I found a case in ER where for the life of me I can't figure out how to achieve referential integrity. The classical Employee, Manager, Department relationship can illustrate this problem.
With the following constraints:
- Employee can work in only one Department.
- Department can have many Employees.
- Employee can have one Manager working in the same Department.
- Manager can have many Employees working in the same Department.
- Employee that doesn't have a Manager is a Manager.
This diagram illustrates the concept.
Before normalisation I end up with the following table.
After normalisation I end up with these tables.

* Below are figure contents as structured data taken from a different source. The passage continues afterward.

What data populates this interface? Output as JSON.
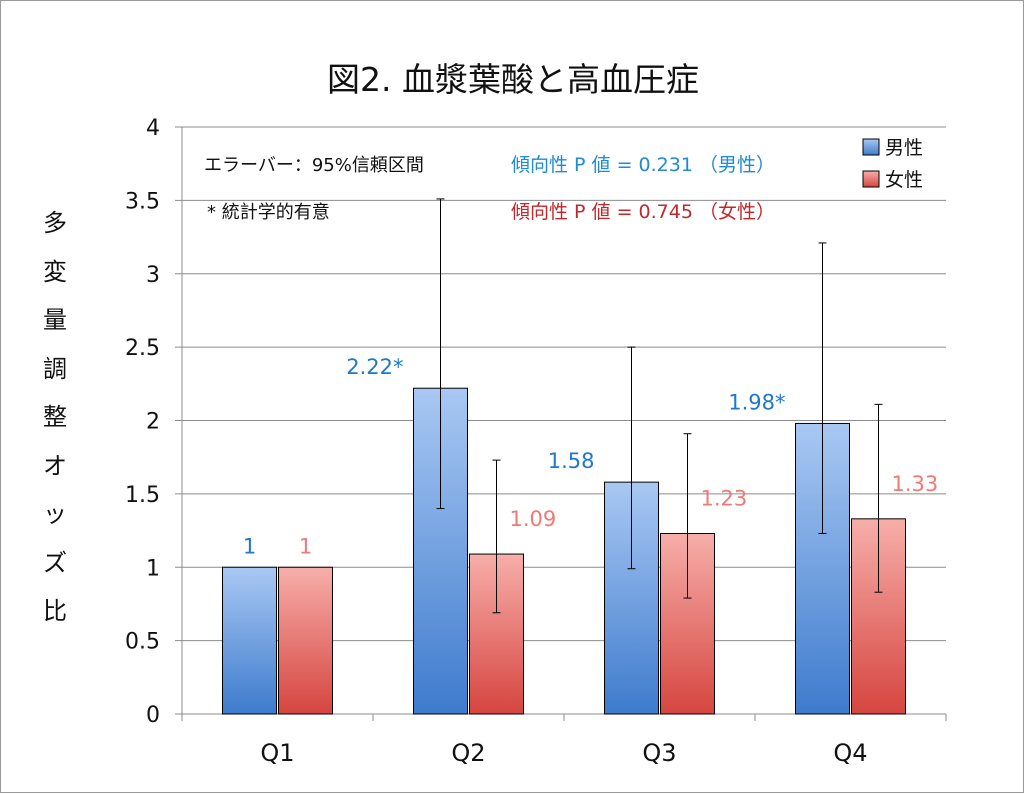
{
  "colors": {
    "male": "#4f86d1",
    "female": "#d9534f",
    "male_label": "#1f78c8",
    "female_label": "#f07a73",
    "trend_male": "#1f8ad6",
    "trend_female": "#c0282d"
  },
  "chart_data": {
    "type": "bar",
    "title": "図2. 血漿葉酸と高血圧症",
    "ylabel": "多変量調整オッズ比",
    "xlabel": "",
    "categories": [
      "Q1",
      "Q2",
      "Q3",
      "Q4"
    ],
    "ylim": [
      0,
      4
    ],
    "yticks": [
      "0",
      "0.5",
      "1",
      "1.5",
      "2",
      "2.5",
      "3",
      "3.5",
      "4"
    ],
    "grid": true,
    "legend_position": "top-right",
    "series": [
      {
        "name": "男性",
        "values": [
          1,
          2.22,
          1.58,
          1.98
        ],
        "labels": [
          "1",
          "2.22*",
          "1.58",
          "1.98*"
        ],
        "error_low": [
          null,
          1.4,
          0.99,
          1.23
        ],
        "error_high": [
          null,
          3.51,
          2.5,
          3.21
        ]
      },
      {
        "name": "女性",
        "values": [
          1,
          1.09,
          1.23,
          1.33
        ],
        "labels": [
          "1",
          "1.09",
          "1.23",
          "1.33"
        ],
        "error_low": [
          null,
          0.69,
          0.79,
          0.83
        ],
        "error_high": [
          null,
          1.73,
          1.91,
          2.11
        ]
      }
    ],
    "annotations": {
      "error_note": "エラーバー：95%信頼区間",
      "significance_note": "* 統計学的有意",
      "trend_male": "傾向性 P 値 = 0.231 （男性）",
      "trend_female": "傾向性 P 値 = 0.745 （女性）"
    }
  }
}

However, there is still nothing stopping me from accidentally assigning a manager working in one department to an employee working in a different department in the EmployeeManager
table.
One possible solution that I found was to put Department into the EmployeeManager
table and define a reference integrity constraint so that {Manager, Department}
refers {Employee, Department}
in the EmployeeDepartment
table.
However, for this to work doesn't {Manager, Department}
have to be a candidate key? Is there a different design that can solve this?
Update
Ok to answer my first question, doesn't {Manager, Department}
have to be a candidate key? It turns out that the {Manager, Department}
in the EmployeeManager
table doesn't have to be a candidate key or a unique key. It simply has to be a foreign key referencing the {Employee, Department}
in the EmployeeDepartment
table. The uniqueness of {Employee, Department}
key isn't well defined and may differ between different engines. MySQL for example advises that the foreign keys reference only unique keys.
Additionally, MySQL requires that the referenced columns be indexed for performance reasons. However, the system does not enforce a requirement that the referenced columns be UNIQUE or be declared NOT NULL. The handling of foreign key references to nonunique keys or keys that contain NULL values is not well defined for operations such as UPDATE or DELETE CASCADE. You are advised to use foreign keys that reference only UNIQUE (including PRIMARY) and NOT NULL keys.
In my case it will work because Employee can only work in one Department however if the constraint chances to allow Employees work in many Departments it won't work because {Employee, Department}
will no longer be unique.
It should work in all cases including if the constraint chances to allow Employees work in many Departments.
Is there a different design that can solve this? I also thought about replacing EmployeeDepartment
with ManagerDepartment
table with {Manager}
as a primary key and going back to a previous EmployeeManager
table with (Employee, Manager)
columns. So now to find out which Department an Employee works you need to join EmployeeManager
with ManagerDepartment
table.
Do you see any bad practises or anomalies with this design?
Assuming all these columns are declared NOT NULL . . .
Yes, add a column for "department" to the "EmployeeManager" table. But you need two foreign key constraints that overlap. (But see below . . .)
Since EmployeeDepartment.Employee is unique, the pair of columns EmployeeDepartment.Employee and EmployeeDepartment.Department is also unique. So you can declare "Employee" as a primary key, and also declare a unique constraint on the pair of columns (Employee, Department). Should the requirements change and allow employees to work in multiple departments, you can drop the single-column primary key. I would probably drop both the primary key and unique constraints, and create a new primary key constraint that included both columns, but all that's strictly necessary is to drop the primary key constraint.
In systems like yours, it's usually a good idea to have a table of managers, with the obvious foreign key references. Right now, if you delete the employee Will, you lose the fact that Steve is a manager.